Where can I find my robots.txt file?
You can find the robots.txt file in the public_html folder of your site. Login to your cPanel and pick File Manager
Enter public_html folder
Check if the robots.txt file exists. If it does, right-click on the file and pick Edit
If the file does not exist, you can create it by clicking + File on the left-right corner of your File Manager
Creating rules in a robots.txt file
All robots have access to all parts of the site (also works if robots.txt is empty or missing):
User-agent: * Disallow: /
One robot is prohibited from indexing the site, all others are allowed. Note that when you enter multiple instructions, they are separated by a single space:
User-agent: robot_name Disallow: / User-agent: * Disallow:
Queries for one particular robot are slowed down to 1 query every 10 seconds:
User-agent: robot_name Crawl-delay: 10
All robots are prohibited from accessing only two directories:
User-agent: * Disallow: /temp/ Disallow: /include/
All robots are not allowed to access one file:
User-agent: * Disallow: /folder/file.html
An example of a robots.txt file can look like this:
How do I evaluate which robots are crawling my site?
This can be done by checking the Apache log of your server. You can find the Apache log in your cPanel File Manager (/var/home/user/log)
If you need the latest entries, you can check the Raw Access section
Unzip the downloaded file on your PC and open it with a text editor. Use the search in the text editor (Ctrl + F) and try to find the value of ‘Bot‘. The search will give you results where you can see which robots have crawled your site.
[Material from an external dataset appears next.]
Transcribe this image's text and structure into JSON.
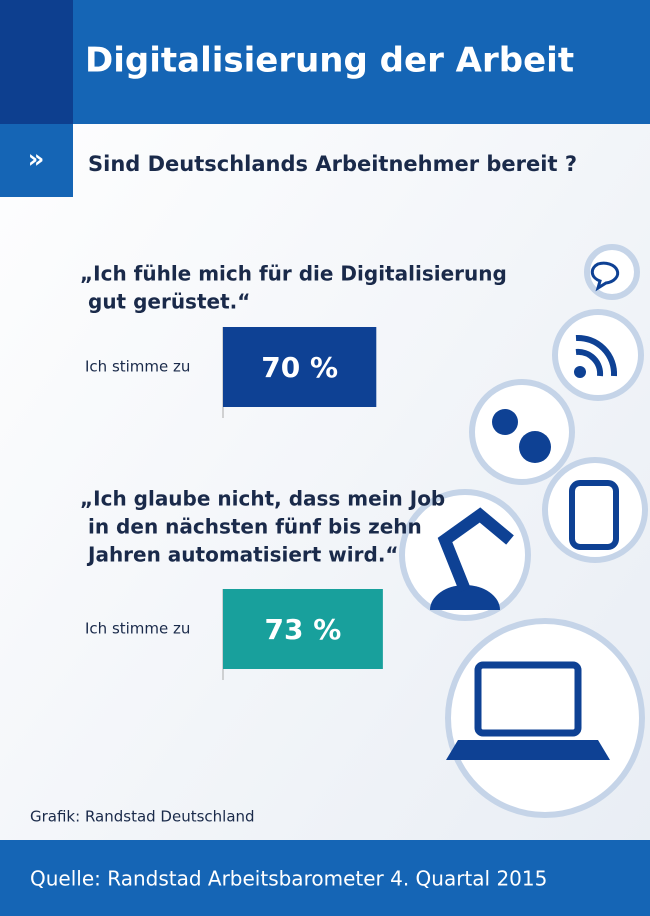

In this example, you can see Google Bot entries.
Additional information
Some search engines, such as Google also have an option to manage the Googlebot crawl rate. Meaning, that you can limit the crawl rate directly via Google. You can find more information on the page below:
https://support.google.com/webmasters/answer/48620?hl=en
Information about Bing crawl control can be found here:
https://www.bing.com/webmaster/help/crawl-control-55a30302
Check this page to see a list of malicious Bots:
http://www.botreports.com/badbots/index.shtml
Conclusion
As mentioned at the beginning, not all queries may be useful for your site. There are scrapers, spambots, email harvesters, and more bots that you don’t want on your site. In other cases, bots themselves might be doing a good thing, however, your plan’s resources are too low to handle multiple requests at once.
So in order to optimize a site’s performance, it is worth evaluating which search engines will be useful for your site and which will not.